Zmierzam jednak do tego, że czytając powyższy artykuł miałam pewien zgrzyt materiałoznawczy. Mianowicie zaskoczyło mnie co piszesz o porowatości kryształów i rozsadzaniu ich przez wilgoć. Producenci i materialoznawc mówią o kryształach tak:
„Kwarcyt to jeden z najtwardszych i najtrwalszych kamieni naturalnych. W skali Mosha znajduje się zaraz po diamencie. Wyjątkowe właściwości kwarcytów pozostają niezmienne nawet pod wpływem wilgoci i temperatury, dzięki czemu jest to materiał, który możemy zastosować do zastosowania w najbardziej wymagających pomieszczeniach.
Kwarce naturalne to bardzo szlachetne materiały. Ich piękna kolorystyka oraz tworzone przez naturę oryginalne wzory cieszą się ogromną popularnością w budownictwie i aranżacji wnętrz. Struktura kwarcu jest bardzo twarda, dzięki czemu ten surowiec jest ceniony za wysoką wytrzymałość, twardość i bardzo małą nasiąkliwość. Dzięki tym walorom idealnie nadaje się do zastosowania w kuchniach i łazienkach. Blaty wykonane z kwarców naturalnych są antybakteryjne i do ich pielęgnacji używa się łagodnych środków czyszcząco-pielęgnujących kamień, stworzonych na bazie wysokiej jakości naturalnego mydła.”
W związku z powyższym, demonizowanie kryształów jako surowca mocno mnie zaskoczyło. Wydaje mi się, że np. najbardziej popularny przy produkcji dild kwarc różowy jest równie bezpieczny jak szkło czy porcelana. Pękać znienacka mogą ze względu na wewnętrzne uszkodzenia mechaniczne, które bywają niewidoczne gołym okiem, ale tyczy się to wszystkich tych surowców.

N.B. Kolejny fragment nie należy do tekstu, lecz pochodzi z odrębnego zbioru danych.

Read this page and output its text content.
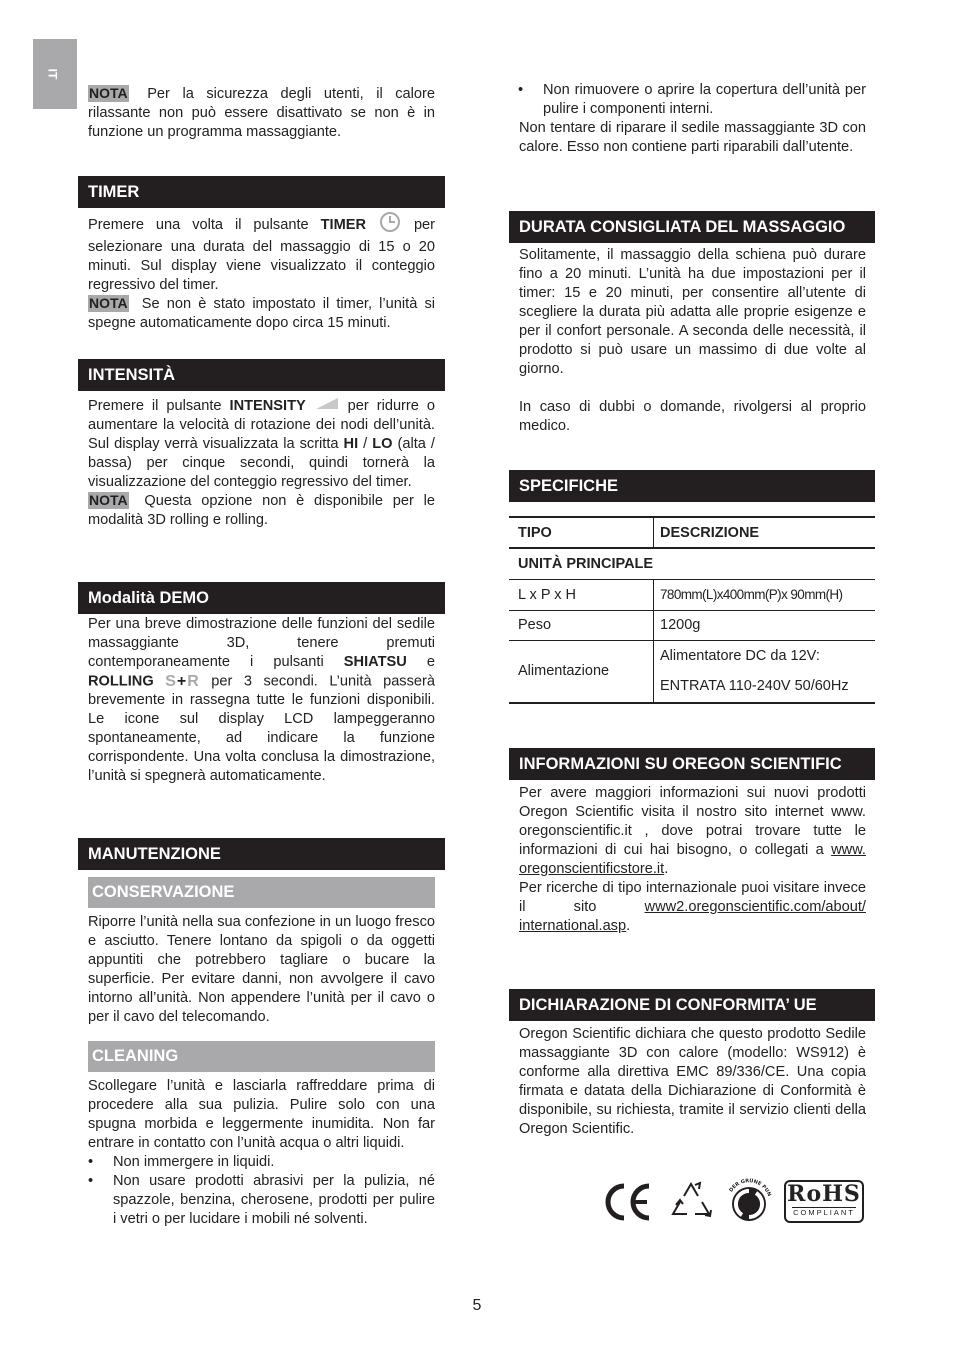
IT

NOTA Per la sicurezza degli utenti, il calore rilassante non può essere disattivato se non è in funzione un programma massaggiante.

TIMER

Premere una volta il pulsante TIMER	per selezionare una durata del massaggio di 15 o 20 minuti. Sul display viene visualizzato il conteggio regressivo del timer.

NOTA Se non è stato impostato il timer, l’unità si spegne automaticamente dopo circa 15 minuti.

INTENSITÀ

Premere il pulsante INTENSITY	per ridurre o aumentare la velocità di rotazione dei nodi dell’unità. Sul display verrà visualizzata la scritta HI / LO (alta / bassa) per cinque secondi, quindi tornerà la visualizzazione del conteggio regressivo del timer.

NOTA Questa opzione non è disponibile per le modalità 3D rolling e rolling.

Modalità DEMO

Per una breve dimostrazione delle funzioni del sedile massaggiante 3D, tenere premuti contemporaneamente i pulsanti SHIATSU e ROLLING S+R per 3 secondi. L’unità passerà brevemente in rassegna tutte le funzioni disponibili. Le icone sul display LCD lampeggeranno spontaneamente, ad indicare la funzione corrispondente. Una volta conclusa la dimostrazione, l’unità si spegnerà automaticamente.

MANUTENZIONE
CONSERVAZIONE

Riporre l’unità nella sua confezione in un luogo fresco e asciutto. Tenere lontano da spigoli o da oggetti appuntiti che potrebbero tagliare o bucare la superficie. Per evitare danni, non avvolgere il cavo intorno all’unità. Non appendere l’unità per il cavo o per il cavo del telecomando.

CLEANING

Scollegare l’unità e lasciarla raffreddare prima di procedere alla sua pulizia. Pulire solo con una spugna morbida e leggermente inumidita. Non far entrare in contatto con l’unità acqua o altri liquidi.

• Non immergere in liquidi.
• Non usare prodotti abrasivi per la pulizia, né spazzole, benzina, cherosene, prodotti per pulire i vetri o per lucidare i mobili né solventi.
• Non rimuovere o aprire la copertura dell’unità per pulire i componenti interni.

Non tentare di riparare il sedile massaggiante 3D con calore. Esso non contiene parti riparabili dall’utente.

DURATA CONSIGLIATA DEL MASSAGGIO

Solitamente, il massaggio della schiena può durare fino a 20 minuti. L’unità ha due impostazioni per il timer: 15 e 20 minuti, per consentire all’utente di scegliere la durata più adatta alle proprie esigenze e per il confort personale. A seconda delle necessità, il prodotto si può usare un massimo di due volte al giorno.

In caso di dubbi o domande, rivolgersi al proprio medico.

SPECIFICHE
TIPO	DESCRIZIONE
UNITÀ PRINCIPALE	
L x P x H	780mm(L)x400mm(P)x 90mm(H)
Peso	1200g
Alimentazione	Alimentatore DC da 12V:
ENTRATA 110-240V 50/60Hz
INFORMAZIONI SU OREGON SCIENTIFIC

Per avere maggiori informazioni sui nuovi prodotti Oregon Scientific visita il nostro sito internet www. oregonscientific.it , dove potrai trovare tutte le informazioni di cui hai bisogno, o collegati a www. oregonscientificstore.it.

Per ricerche di tipo internazionale puoi visitare invece il sito	www2.oregonscientific.com/about/ international.asp.

DICHIARAZIONE DI CONFORMITA’ UE

Oregon Scientific dichiara che questo prodotto Sedile massaggiante 3D con calore (modello: WS912) è conforme alla direttiva EMC 89/336/CE. Una copia firmata e datata della Dichiarazione di Conformità è disponibile, su richiesta, tramite il servizio clienti della Oregon Scientific.

DER GRÜNE PUN RoHS
COMPLIANT
5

Co do nieetycznych i nieekologicznych sposobów pozyskiwania tych minerałów- doceniam, że mówisz o tym głośno, to ważna kwestia.
Czy mogłabyś, proszę, podzielić się źródłami o porowatości i nasiąkliwości kryształów? Mocno zaintrygował mnie ten temat, a nie udało mi się znaleźć odpowiedzi w sieci.
Serdecznie pozdrawiam :)
Nx
19 grudnia 2020 at 10:33Dziękuję za komentarz.
Pozwól, że najpierw odniosę się do zacytowanego fragmentu, który zawiera nieprawidłowe dane – w skali twardości Mosha to diament ma najwyższą twardość (10), zaś kwarcyt – 7. Nie jest więc „twardszy od diamentu”. Do wyrobu blatów używa się zazwyczaj mieszanek z dużą ilością kwarcytu lub z kwarcytem syntetycznym, które w istocie tworzą nieporowatą powłokę
Bezpieczeństwo używania dild z kwarcytu i innych kryształów zależy przede wszystkim od ich starannej obróbki i tego, z jakiej większej formacji i środowiska pochodzą. Te, które zostały odpowiednio pozyskane, obrobione i przetestowane pod kątem twardości i porowatości mają też odpowiednią cenę, zaś większość komercyjnie dostępnych dild czy jajeczek z kryształu takiego procesu nie przeszła.